|December 15, 2005
Local NGOs critical of donor/IMF policy directives
A new report by the Malawi Economic Justice Network (MEJN), a civil society organisation, questions the benefits of International Monetary Fund (IMF) and donor policy directives, noting that Malawi's poor remain marginalised. 'The Impact of the Poverty Reduction and Growth Facility on Social Services in Malawi' was compiled with the support of Norwegian Church Aid and commissioned by the African Forum and Network on Debt Development (AFRODAD). According to MEJN, there was a need for the IMF and other donor partners who subscribe to the fiscal position of the Fund to begin considering the Malawi government as an equal partner whose views and models had also to be taken into serious consideration.
Rafiq Hajat, executive director of the Blantyre-based Institute for Policy Interaction, echoed MEJN's concerns by stressing that there were numerous policy adjustments for the past years, as agreed with the donors. The people were now poorer than they had been in the past 12 years. There is massive poverty today because of some of the conditions donors. He added that most of the state-owned enterprises in Malawi had been privatised on the recommendation of donors, "but when you look at the benefits one would ask, 'who has benefited from the privatisation of state companies'?"
IMF resident representative Thomas Baunsgaard noted that he disagreed with the report, but said that the document was still a draft, and views and comments were still being sought by the authors. Government officials did not wish to comment on the report. However, MEJN acting executive director Mavuto Bamusi said his organisation stood by the document.

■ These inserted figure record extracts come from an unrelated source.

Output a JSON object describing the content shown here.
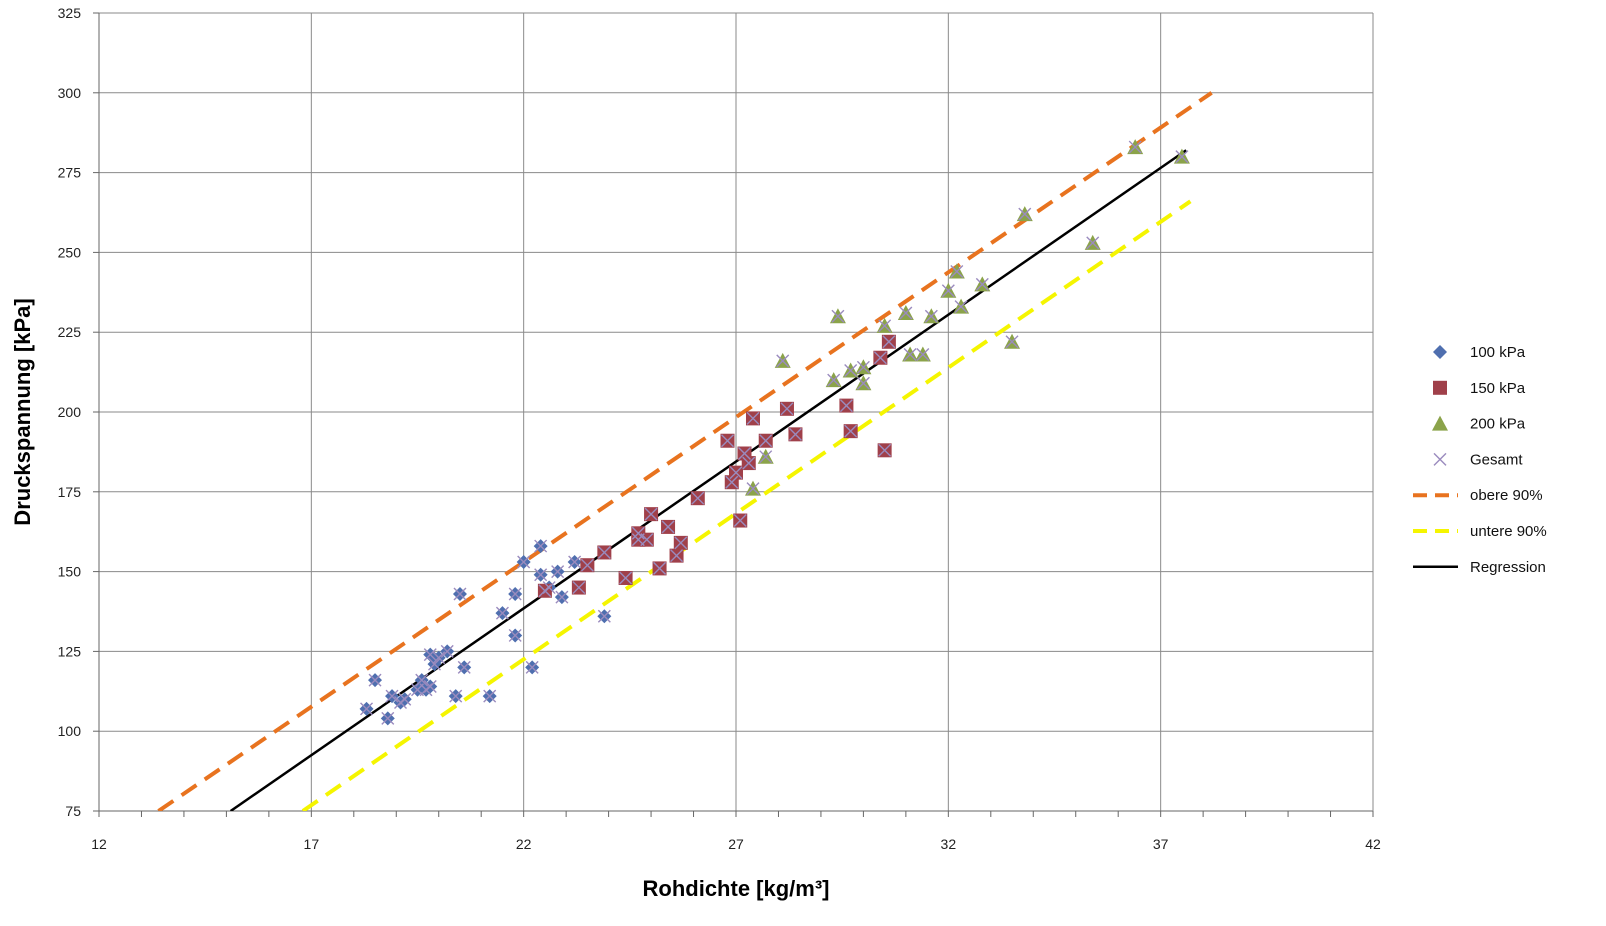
{
  "chart_data": {
    "type": "scatter",
    "xlabel": "Rohdichte [kg/m³]",
    "ylabel": "Druckspannung [kPa]",
    "xlim": [
      12,
      42
    ],
    "ylim": [
      75,
      325
    ],
    "x_ticks": [
      12,
      17,
      22,
      27,
      32,
      37,
      42
    ],
    "y_ticks": [
      75,
      100,
      125,
      150,
      175,
      200,
      225,
      250,
      275,
      300,
      325
    ],
    "grid": true,
    "legend_position": "right",
    "series": [
      {
        "name": "100 kPa",
        "marker": "diamond",
        "color": "#4F6FAF",
        "points": [
          [
            18.3,
            107
          ],
          [
            18.5,
            116
          ],
          [
            18.8,
            104
          ],
          [
            18.9,
            111
          ],
          [
            19.1,
            109
          ],
          [
            19.2,
            110
          ],
          [
            19.5,
            113
          ],
          [
            19.6,
            116
          ],
          [
            19.7,
            113
          ],
          [
            19.8,
            114
          ],
          [
            19.8,
            124
          ],
          [
            19.9,
            121
          ],
          [
            20.0,
            123
          ],
          [
            20.2,
            125
          ],
          [
            20.4,
            111
          ],
          [
            20.5,
            143
          ],
          [
            20.6,
            120
          ],
          [
            21.2,
            111
          ],
          [
            21.5,
            137
          ],
          [
            21.8,
            130
          ],
          [
            21.8,
            143
          ],
          [
            22.0,
            153
          ],
          [
            22.2,
            120
          ],
          [
            22.4,
            149
          ],
          [
            22.4,
            158
          ],
          [
            22.6,
            145
          ],
          [
            22.8,
            150
          ],
          [
            22.9,
            142
          ],
          [
            23.2,
            153
          ],
          [
            23.9,
            136
          ]
        ]
      },
      {
        "name": "150 kPa",
        "marker": "square",
        "color": "#A0404A",
        "points": [
          [
            22.5,
            144
          ],
          [
            23.3,
            145
          ],
          [
            23.5,
            152
          ],
          [
            23.9,
            156
          ],
          [
            24.4,
            148
          ],
          [
            24.7,
            162
          ],
          [
            24.7,
            160
          ],
          [
            24.9,
            160
          ],
          [
            25.0,
            168
          ],
          [
            25.2,
            151
          ],
          [
            25.4,
            164
          ],
          [
            25.6,
            155
          ],
          [
            25.7,
            159
          ],
          [
            26.1,
            173
          ],
          [
            26.8,
            191
          ],
          [
            26.9,
            178
          ],
          [
            27.0,
            181
          ],
          [
            27.1,
            166
          ],
          [
            27.2,
            187
          ],
          [
            27.3,
            184
          ],
          [
            27.4,
            198
          ],
          [
            27.7,
            191
          ],
          [
            28.2,
            201
          ],
          [
            28.4,
            193
          ],
          [
            29.6,
            202
          ],
          [
            29.7,
            194
          ],
          [
            30.4,
            217
          ],
          [
            30.5,
            188
          ],
          [
            30.6,
            222
          ]
        ]
      },
      {
        "name": "200 kPa",
        "marker": "triangle",
        "color": "#8BA34A",
        "points": [
          [
            27.4,
            176
          ],
          [
            27.7,
            186
          ],
          [
            28.1,
            216
          ],
          [
            29.3,
            210
          ],
          [
            29.4,
            230
          ],
          [
            29.7,
            213
          ],
          [
            30.0,
            214
          ],
          [
            30.0,
            209
          ],
          [
            30.5,
            227
          ],
          [
            31.0,
            231
          ],
          [
            31.1,
            218
          ],
          [
            31.4,
            218
          ],
          [
            31.6,
            230
          ],
          [
            32.0,
            238
          ],
          [
            32.2,
            244
          ],
          [
            32.3,
            233
          ],
          [
            32.8,
            240
          ],
          [
            33.5,
            222
          ],
          [
            33.8,
            262
          ],
          [
            35.4,
            253
          ],
          [
            36.4,
            283
          ],
          [
            37.5,
            280
          ]
        ]
      },
      {
        "name": "Gesamt",
        "marker": "x",
        "color": "#9A8BBE"
      },
      {
        "name": "obere 90%",
        "type": "line",
        "style": "dashed",
        "color": "#E8731F",
        "points": [
          [
            13.4,
            75
          ],
          [
            38.2,
            300
          ]
        ]
      },
      {
        "name": "untere 90%",
        "type": "line",
        "style": "dashed",
        "color": "#F5F500",
        "points": [
          [
            16.8,
            75
          ],
          [
            37.7,
            266
          ]
        ]
      },
      {
        "name": "Regression",
        "type": "line",
        "style": "solid",
        "color": "#000000",
        "points": [
          [
            15.1,
            75
          ],
          [
            37.6,
            282
          ]
        ]
      }
    ]
  }
}
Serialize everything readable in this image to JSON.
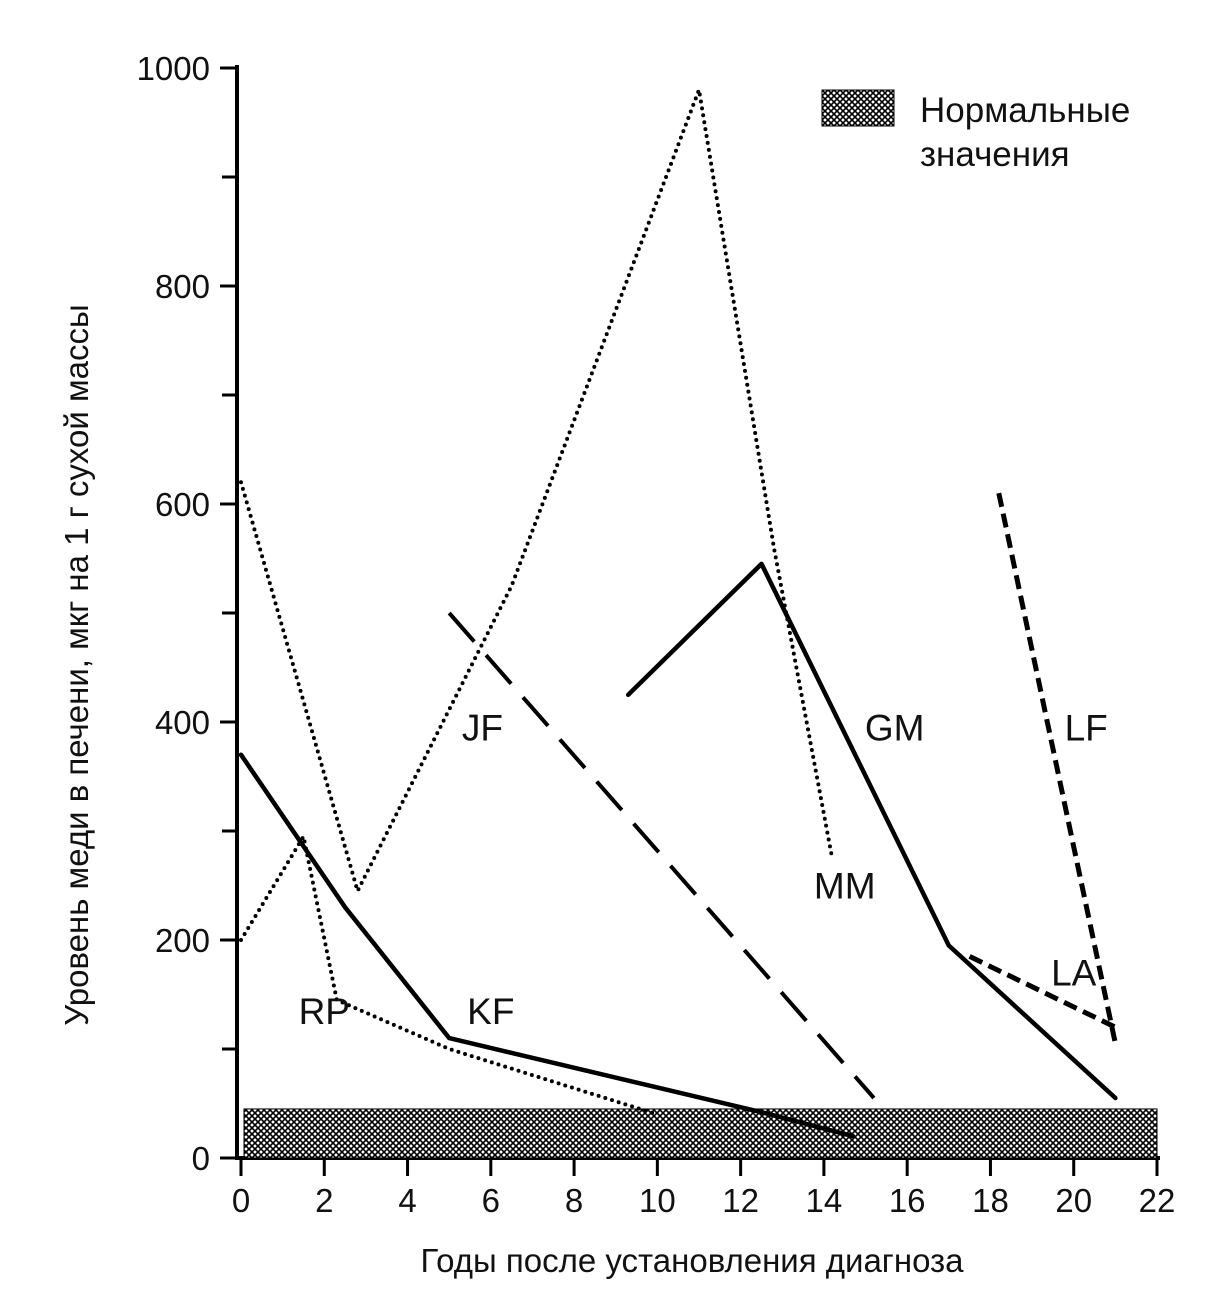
{
  "chart_data": {
    "type": "line",
    "xlabel": "Годы после установления диагноза",
    "ylabel": "Уровень меди в печени, мкг на 1 г сухой массы",
    "xlim": [
      0,
      22
    ],
    "ylim": [
      0,
      1000
    ],
    "x_ticks": [
      0,
      2,
      4,
      6,
      8,
      10,
      12,
      14,
      16,
      18,
      20,
      22
    ],
    "y_ticks": [
      0,
      200,
      400,
      600,
      800,
      1000
    ],
    "y_minor_ticks": [
      100,
      300,
      500,
      700,
      900
    ],
    "grid": false,
    "legend": {
      "position": "top-right",
      "items": [
        {
          "label": "Нормальные значения",
          "lines": [
            "Нормальные",
            "значения"
          ],
          "pattern": "crosshatch"
        }
      ]
    },
    "normal_range": {
      "label": "Нормальные значения",
      "y": [
        0,
        45
      ],
      "x": [
        0,
        22
      ]
    },
    "series": [
      {
        "name": "KF",
        "style": "solid",
        "points": [
          [
            0,
            370
          ],
          [
            2.5,
            230
          ],
          [
            5,
            110
          ],
          [
            12.5,
            42
          ],
          [
            14.7,
            20
          ]
        ],
        "label_at": [
          6,
          135
        ]
      },
      {
        "name": "RP",
        "style": "dotted",
        "points": [
          [
            0,
            200
          ],
          [
            1.5,
            295
          ],
          [
            2.3,
            145
          ],
          [
            5,
            100
          ],
          [
            10,
            40
          ]
        ],
        "label_at": [
          2,
          135
        ]
      },
      {
        "name": "MM",
        "style": "dotted",
        "points": [
          [
            0,
            620
          ],
          [
            2.8,
            245
          ],
          [
            6.5,
            525
          ],
          [
            11,
            980
          ],
          [
            12.8,
            560
          ],
          [
            14.2,
            275
          ]
        ],
        "label_at": [
          14.5,
          250
        ]
      },
      {
        "name": "JF",
        "style": "long-dash",
        "points": [
          [
            5,
            500
          ],
          [
            15.2,
            55
          ]
        ],
        "label_at": [
          5.8,
          395
        ]
      },
      {
        "name": "GM",
        "style": "solid",
        "points": [
          [
            9.3,
            425
          ],
          [
            12.5,
            545
          ],
          [
            17,
            195
          ],
          [
            21,
            55
          ]
        ],
        "label_at": [
          15.7,
          395
        ]
      },
      {
        "name": "LF",
        "style": "dashed",
        "points": [
          [
            18.2,
            610
          ],
          [
            21,
            105
          ]
        ],
        "label_at": [
          20.3,
          395
        ]
      },
      {
        "name": "LA",
        "style": "dashed",
        "points": [
          [
            17.5,
            185
          ],
          [
            21,
            120
          ]
        ],
        "label_at": [
          20,
          170
        ]
      }
    ]
  }
}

During an IMF staff visit to Malawi in November as part of its quarterly assessment of the country's economic performance, the Fund said the government's economic policy was on track. In 2001 the IMF and other donors suspended economic aid to Malawi due to corruption, over-expenditure, and poor governance. Aid flows resumed after president Bingu wa Mutharika took office in 2004 and embarked on an anti-corruption drive that donors have praised. In its recommendations the MEJN report urged the Malawi government to free-up resources for social sector spending. "The government and IMF should not subject the poor and the vulnerable ... [to] lack of social protection, through agreement on privatisation of essential services and parastatals that are of strategic social interest to poor people in Malawi," MEJN said.